Introduction

Paul Philip, Chief Executive, Solicitors Regulation Authority

This past year has been marked by significant progress in our efforts to prevent and detect money laundering, as we continue to prioritise anti-money laundering (AML) initiatives. The Economic Crime and Corporate Transparency Act has not only reinforced our existing regulatory objectives but has also introduced a new explicit objective to prevent and detect economic crime. We welcome these changes and continue to take decisive action against those who seek to exploit the legal sector for criminal purposes.

Our focus on preventing money laundering has driven us to explore further how we can target our actions. We are making increasing use of data to monitor how law firms manage the risk of money laundering. By analysing trends across thousands of files and firms, we can deliver supervision that is evidence-led, helping to further protect the sector from criminal exploitation. Our 2024 data collection exercise has provided valuable insight into the way firms are affected by the sanctions regime. It also allowed us to limit our sanctions checks to those firms who are directly affected, and to take a risk-based approach to our inspections.

We engaged with a broader cross-section of the profession, with a total of 833 firms having received either an onsite AML inspection or a desk-based review. This activity demonstrates our commitment to proactive oversight and risk-based intervention. While most firms demonstrated a strong understanding of their obligations and a clear commitment to compliance, the identification of non-compliance in nearly a third of cases highlights the continued need for sector-wide improvement and sustained regulatory attention.

The publication of the UK’s National Risk Assessment in July reaffirmed the high-risk profile of the legal sector in relation to money laundering and terrorist financing. We welcome the alignment of nine national economic crime priorities, developed in partnership with the National Crime Agency (NCA), the Financial Conduct Authority (FCA), Home Office, and HM Treasury. These priorities – covering areas such as professional enablers, sanctions evasion, politically exposed persons, and misuse of corporate structures – strengthen our regulatory focus and reinforce our shared responsibility to safeguard the sector from criminal exploitation.

As we publish this report, the government has announced that the FCA will now become the single professional services supervisor for anti-money laundering and counter-terrorism financing. We have made significant progress in recent years, increasing and improving our approach to anti-money laundering supervision. We are disappointed we will not be able to build on that work.
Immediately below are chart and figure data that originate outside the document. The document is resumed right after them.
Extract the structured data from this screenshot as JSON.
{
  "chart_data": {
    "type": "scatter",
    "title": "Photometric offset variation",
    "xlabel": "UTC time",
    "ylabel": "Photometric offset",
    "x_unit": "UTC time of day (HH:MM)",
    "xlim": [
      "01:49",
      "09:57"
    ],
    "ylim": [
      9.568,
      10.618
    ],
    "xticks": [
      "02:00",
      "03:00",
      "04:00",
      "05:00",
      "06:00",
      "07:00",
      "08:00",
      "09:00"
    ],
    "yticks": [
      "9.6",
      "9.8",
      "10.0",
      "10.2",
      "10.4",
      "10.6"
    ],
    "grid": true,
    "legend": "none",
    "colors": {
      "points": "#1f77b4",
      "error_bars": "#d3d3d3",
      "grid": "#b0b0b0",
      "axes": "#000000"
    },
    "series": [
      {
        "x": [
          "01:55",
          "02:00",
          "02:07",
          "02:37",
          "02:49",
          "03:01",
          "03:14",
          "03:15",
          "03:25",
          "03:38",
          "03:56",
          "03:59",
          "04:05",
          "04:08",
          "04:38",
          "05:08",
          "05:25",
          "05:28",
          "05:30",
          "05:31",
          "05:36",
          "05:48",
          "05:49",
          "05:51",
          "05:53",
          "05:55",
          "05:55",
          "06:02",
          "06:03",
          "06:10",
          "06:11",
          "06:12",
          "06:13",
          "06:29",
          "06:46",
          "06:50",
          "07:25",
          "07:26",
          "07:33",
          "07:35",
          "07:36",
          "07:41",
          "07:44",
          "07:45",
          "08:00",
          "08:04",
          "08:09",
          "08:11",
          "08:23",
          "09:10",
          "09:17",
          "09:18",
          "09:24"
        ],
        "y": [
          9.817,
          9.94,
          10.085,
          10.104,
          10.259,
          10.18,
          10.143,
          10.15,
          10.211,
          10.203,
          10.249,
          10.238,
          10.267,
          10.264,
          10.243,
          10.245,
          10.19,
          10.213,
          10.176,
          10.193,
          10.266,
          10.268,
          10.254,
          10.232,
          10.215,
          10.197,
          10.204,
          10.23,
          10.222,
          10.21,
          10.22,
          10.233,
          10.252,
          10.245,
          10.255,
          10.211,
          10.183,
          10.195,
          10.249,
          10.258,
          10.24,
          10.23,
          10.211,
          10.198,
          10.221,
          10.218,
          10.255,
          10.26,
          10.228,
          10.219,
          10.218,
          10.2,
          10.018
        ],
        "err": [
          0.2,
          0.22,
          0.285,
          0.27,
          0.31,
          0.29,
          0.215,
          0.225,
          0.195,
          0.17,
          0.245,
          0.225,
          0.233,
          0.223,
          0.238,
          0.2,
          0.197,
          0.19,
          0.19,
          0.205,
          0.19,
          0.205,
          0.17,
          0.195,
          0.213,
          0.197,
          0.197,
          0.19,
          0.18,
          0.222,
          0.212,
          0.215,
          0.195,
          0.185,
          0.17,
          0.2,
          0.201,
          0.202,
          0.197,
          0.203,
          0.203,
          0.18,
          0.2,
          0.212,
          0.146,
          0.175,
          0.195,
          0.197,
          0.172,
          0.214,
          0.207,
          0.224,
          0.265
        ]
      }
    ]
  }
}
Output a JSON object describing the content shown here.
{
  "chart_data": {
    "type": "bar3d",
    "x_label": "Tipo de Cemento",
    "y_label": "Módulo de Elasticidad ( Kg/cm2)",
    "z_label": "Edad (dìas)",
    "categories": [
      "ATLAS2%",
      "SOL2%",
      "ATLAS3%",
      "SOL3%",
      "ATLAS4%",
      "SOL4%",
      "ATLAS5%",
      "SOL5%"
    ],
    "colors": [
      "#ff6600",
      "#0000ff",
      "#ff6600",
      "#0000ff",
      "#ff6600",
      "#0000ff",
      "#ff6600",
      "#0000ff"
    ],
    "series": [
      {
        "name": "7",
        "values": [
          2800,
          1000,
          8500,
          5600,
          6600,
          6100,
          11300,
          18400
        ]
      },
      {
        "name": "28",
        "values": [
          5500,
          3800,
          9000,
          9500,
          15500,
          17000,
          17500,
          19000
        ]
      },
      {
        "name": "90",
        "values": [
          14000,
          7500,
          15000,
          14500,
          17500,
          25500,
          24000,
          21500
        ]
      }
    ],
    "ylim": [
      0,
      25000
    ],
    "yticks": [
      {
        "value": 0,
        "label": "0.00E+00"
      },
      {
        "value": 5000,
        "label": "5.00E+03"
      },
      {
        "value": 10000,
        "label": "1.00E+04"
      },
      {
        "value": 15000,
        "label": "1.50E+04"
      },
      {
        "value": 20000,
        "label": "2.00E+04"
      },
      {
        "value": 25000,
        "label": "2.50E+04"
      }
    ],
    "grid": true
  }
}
The reform is still subject to the passage of enabling legislation, confirmation of funding arrangements, and development of a detailed transition and delivery plan. We will work closely with the FCA, government and all other stakeholders to make sure there is a smooth transition to the new arrangements. In the meantime, we will continue our work to make sure solicitors and law firms are doing all that is needed to keep dirty money out of our society.

I am proud of the progress we’ve made and grateful to the many professionals who share our dedication to upholding public trust and driving meaningful change.